This could get interesting.
WASHINGTON -- A group spearheaded by two ministers has filed papers with the Louisiana secretary of state's office to recall U.S. Rep. Anh "Joseph" Cao, R-New Orleans, who has been on the job only six weeks.
The recall effort is ostensibly a response to Cao's two votes against the $787 billion economic stimulus bill, which passed Congress last week and was signed into law Tuesday by President Barack Obama. But the Rev. Toris Young, one of the leaders of the effort, said the stimulus vote was only the "last straw, " and that the recall effort had been in the works for weeks. The pastor of Greater Bibleway Missionary Baptist Church in New Orleans, Young identified himself as president of the Louisiana Ministerial Alliance of Churches for All People.
The Recall Anh Cao Committee faces daunting odds. The effort has 180 days from its filing Monday to gather 100,000 valid signatures from registered voters in the district -- a third of all district voters -- in order to get a recall vote. And even if they succeed at that, and voters approve the recall, it appears that Congress would not accept the result.
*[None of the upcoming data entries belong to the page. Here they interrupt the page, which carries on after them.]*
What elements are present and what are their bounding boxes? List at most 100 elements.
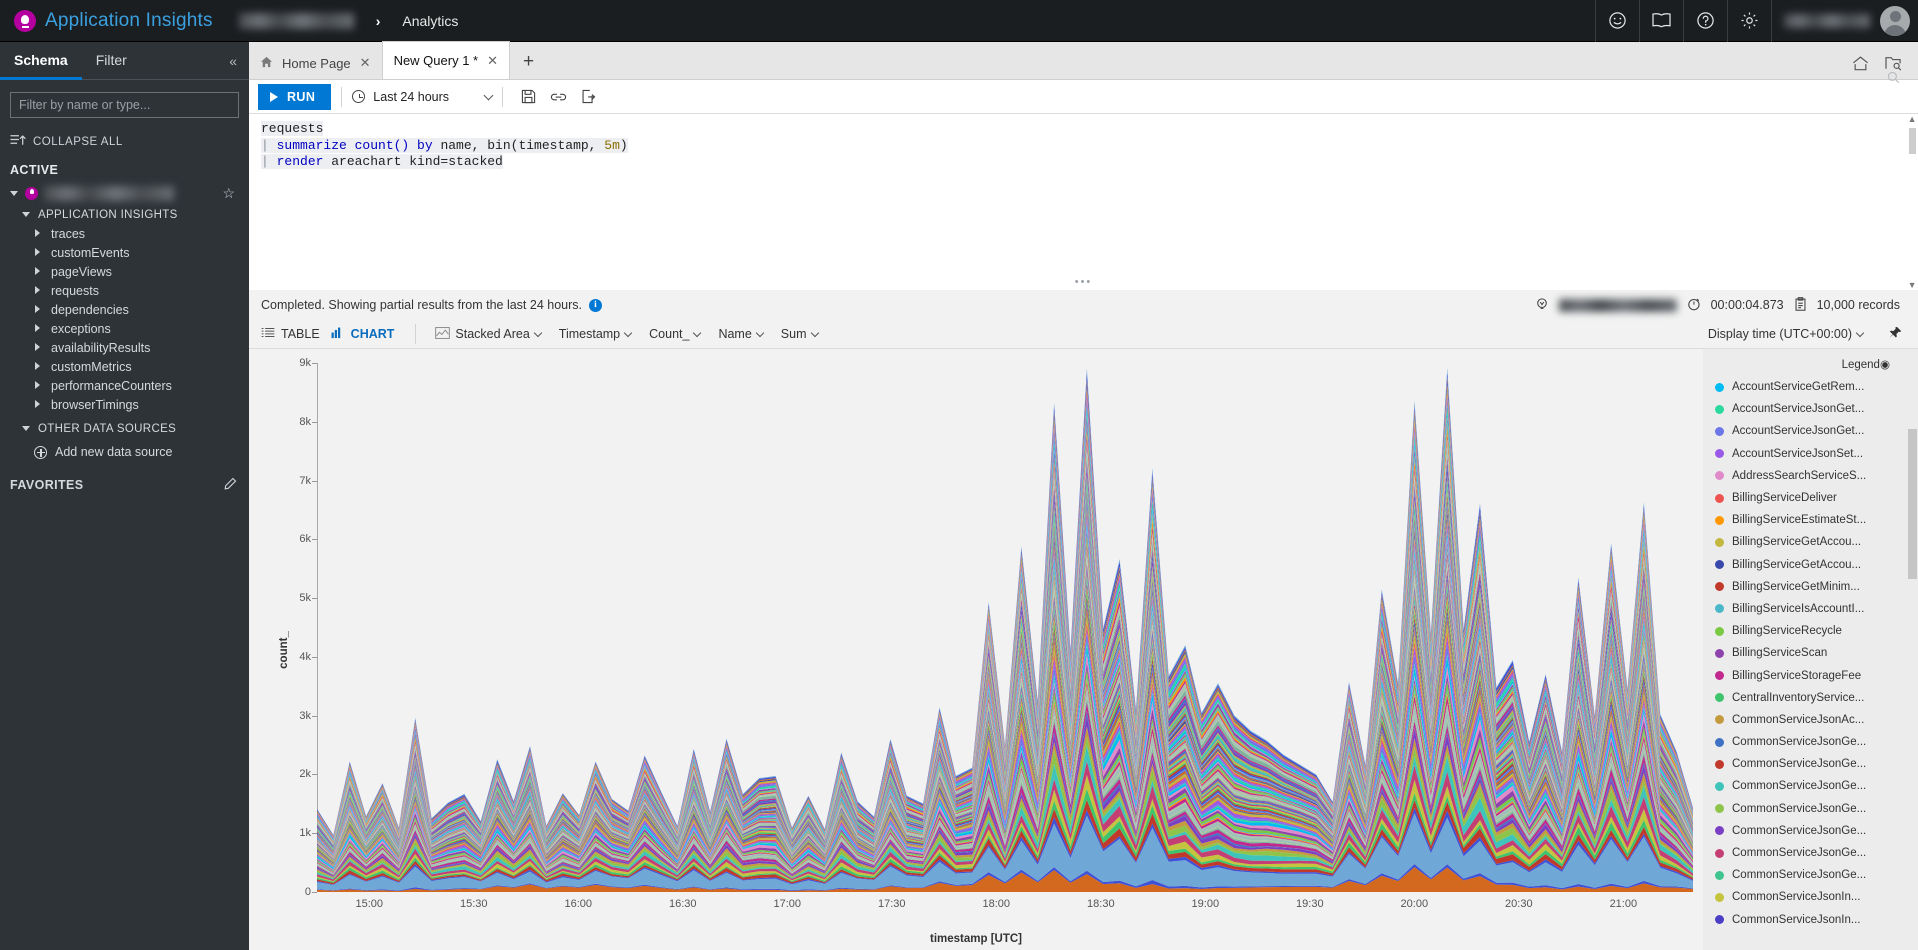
close-icon[interactable]: ✕ (487, 53, 498, 69)
legend-item[interactable]: CommonServiceJsonGe... (1703, 731, 1918, 753)
code-line-3[interactable]: | render areachart kind=stacked (249, 154, 1918, 171)
sidebar-table-exceptions[interactable]: exceptions (0, 319, 249, 338)
aggregation-dropdown[interactable]: Sum (772, 327, 827, 341)
legend-item[interactable]: CommonServiceJsonGe... (1703, 753, 1918, 775)
legend-item[interactable]: CommonServiceJsonGe... (1703, 775, 1918, 797)
editor-resize-grip[interactable]: ••• (1075, 276, 1093, 288)
chevron-right-icon[interactable] (34, 381, 43, 390)
time-range-picker[interactable]: Last 24 hours (352, 90, 494, 104)
chevron-down-icon[interactable] (483, 90, 494, 100)
chevron-down-icon[interactable] (693, 328, 702, 337)
legend-item[interactable]: CommonServiceJsonGe... (1703, 798, 1918, 820)
home-icon[interactable] (1852, 56, 1869, 74)
group-application-insights[interactable]: APPLICATION INSIGHTS (0, 205, 249, 224)
scroll-up-arrow-icon[interactable]: ▲ (1908, 114, 1917, 124)
close-icon[interactable]: ✕ (360, 55, 371, 71)
sidebar-collapse-icon[interactable]: « (229, 53, 249, 69)
schema-filter-input[interactable] (10, 92, 239, 118)
x-axis-dropdown[interactable]: Timestamp (550, 327, 640, 341)
legend-item[interactable]: CommonServiceJsonGe... (1703, 842, 1918, 864)
gear-icon[interactable] (1727, 0, 1771, 42)
sidebar-table-dependencies[interactable]: dependencies (0, 300, 249, 319)
group-other-data-sources[interactable]: OTHER DATA SOURCES (0, 419, 249, 438)
view-chart-button[interactable]: CHART (331, 327, 406, 342)
chevron-down-icon[interactable] (22, 424, 31, 433)
legend-item[interactable]: BillingServiceGetMinim... (1703, 576, 1918, 598)
scroll-down-arrow-icon[interactable]: ▼ (1908, 280, 1917, 290)
link-icon[interactable] (543, 80, 573, 114)
chevron-down-icon[interactable] (755, 328, 765, 337)
tab-home-page[interactable]: Home Page ✕ (249, 47, 382, 79)
legend-item[interactable]: CommonServiceJsonIn... (1703, 886, 1918, 908)
sidebar-table-browserTimings[interactable]: browserTimings (0, 395, 249, 414)
legend-item[interactable]: BillingServiceStorageFee (1703, 664, 1918, 686)
legend-item[interactable]: BillingServiceIsAccountI... (1703, 598, 1918, 620)
chevron-right-icon[interactable] (34, 267, 43, 276)
sidebar-table-pageViews[interactable]: pageViews (0, 262, 249, 281)
run-button[interactable]: RUN (258, 83, 332, 110)
legend-item[interactable]: BillingServiceDeliver (1703, 487, 1918, 509)
editor-scrollbar[interactable]: ▲ ▼ (1907, 114, 1918, 290)
brand-area[interactable]: Application Insights (0, 9, 213, 32)
sidebar-table-customMetrics[interactable]: customMetrics (0, 357, 249, 376)
chevron-right-icon[interactable] (34, 229, 43, 238)
chart-type-dropdown[interactable]: Stacked Area (426, 326, 549, 342)
sidebar-table-performanceCounters[interactable]: performanceCounters (0, 376, 249, 395)
legend-item[interactable]: AddressSearchServiceS... (1703, 465, 1918, 487)
chevron-down-icon[interactable] (22, 210, 31, 219)
chevron-right-icon[interactable] (34, 305, 43, 314)
chevron-right-icon[interactable] (34, 400, 43, 409)
legend-title[interactable]: Legend◉ (1703, 357, 1918, 371)
avatar[interactable] (1880, 5, 1910, 36)
code-line-2[interactable]: | summarize count() by name, bin(timesta… (249, 137, 1918, 155)
editor-scroll-thumb[interactable] (1909, 128, 1916, 154)
add-new-data-source-button[interactable]: Add new data source (0, 441, 249, 463)
display-time-dropdown[interactable]: Display time (UTC+00:00) (1699, 327, 1872, 341)
info-icon[interactable]: i (589, 298, 602, 312)
legend-item[interactable]: BillingServiceEstimateSt... (1703, 509, 1918, 531)
legend-item[interactable]: BillingServiceGetAccou... (1703, 554, 1918, 576)
legend-item[interactable]: CommonServiceJsonIn... (1703, 909, 1918, 931)
legend-item[interactable]: AccountServiceJsonGet... (1703, 420, 1918, 442)
chevron-right-icon[interactable] (34, 362, 43, 371)
tab-filter[interactable]: Filter (82, 42, 141, 80)
new-tab-button[interactable]: + (510, 47, 547, 79)
breadcrumb-resource-redacted[interactable] (238, 12, 354, 29)
export-icon[interactable] (573, 80, 603, 114)
view-table-button[interactable]: TABLE (261, 327, 331, 342)
legend-scroll-thumb[interactable] (1908, 429, 1917, 579)
stacked-area-series[interactable] (317, 363, 1693, 892)
favorite-star-icon[interactable]: ☆ (222, 185, 235, 202)
y-axis-dropdown[interactable]: Count_ (640, 327, 709, 341)
sidebar-table-traces[interactable]: traces (0, 224, 249, 243)
open-query-icon[interactable] (1885, 56, 1902, 74)
code-line-1[interactable]: requests (249, 121, 1918, 138)
chevron-right-icon[interactable] (34, 343, 43, 352)
tab-schema[interactable]: Schema (0, 42, 82, 80)
legend-item[interactable]: AccountServiceJsonGet... (1703, 398, 1918, 420)
query-editor[interactable]: requests | summarize count() by name, bin… (249, 114, 1918, 290)
resource-root-row[interactable]: ☆ (0, 181, 249, 205)
legend-item[interactable]: CentralInventoryService... (1703, 687, 1918, 709)
chevron-right-icon[interactable] (34, 248, 43, 257)
user-account-chip[interactable] (1771, 0, 1918, 42)
chevron-down-icon[interactable] (10, 189, 19, 198)
legend-item[interactable]: BillingServiceGetAccou... (1703, 531, 1918, 553)
sidebar-table-availabilityResults[interactable]: availabilityResults (0, 338, 249, 357)
collapse-all-button[interactable]: COLLAPSE ALL (0, 118, 249, 149)
save-icon[interactable] (513, 80, 543, 114)
smiley-icon[interactable] (1595, 0, 1639, 42)
tab-new-query-1[interactable]: New Query 1 * ✕ (381, 41, 511, 79)
legend-item[interactable]: CommonServiceJsonGe... (1703, 864, 1918, 886)
legend-item[interactable]: CommonServiceJsonAc... (1703, 709, 1918, 731)
legend-item[interactable]: AccountServiceGetRem... (1703, 376, 1918, 398)
chevron-down-icon[interactable] (1855, 328, 1865, 337)
book-icon[interactable] (1639, 0, 1683, 42)
legend-item[interactable]: BillingServiceRecycle (1703, 620, 1918, 642)
sidebar-table-requests[interactable]: requests (0, 281, 249, 300)
legend-item[interactable]: CommonServiceJsonGe... (1703, 820, 1918, 842)
chevron-down-icon[interactable] (810, 328, 819, 337)
help-icon[interactable] (1683, 0, 1727, 42)
breadcrumb-analytics[interactable]: Analytics (402, 13, 458, 29)
legend-settings-icon[interactable]: ◉ (1880, 359, 1890, 371)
According to a report to Congress last year prepared by Jack Maskell, a legislative attorney with the Congressional Research Service, "the United States Constitution does not provide for nor authorize the recall of United States officials such as United States Senators, Representatives to Congress, or the President or Vice President of the United States, and thus no United States Senator or Member of the House of Representatives has ever been recalled in the history of the United States."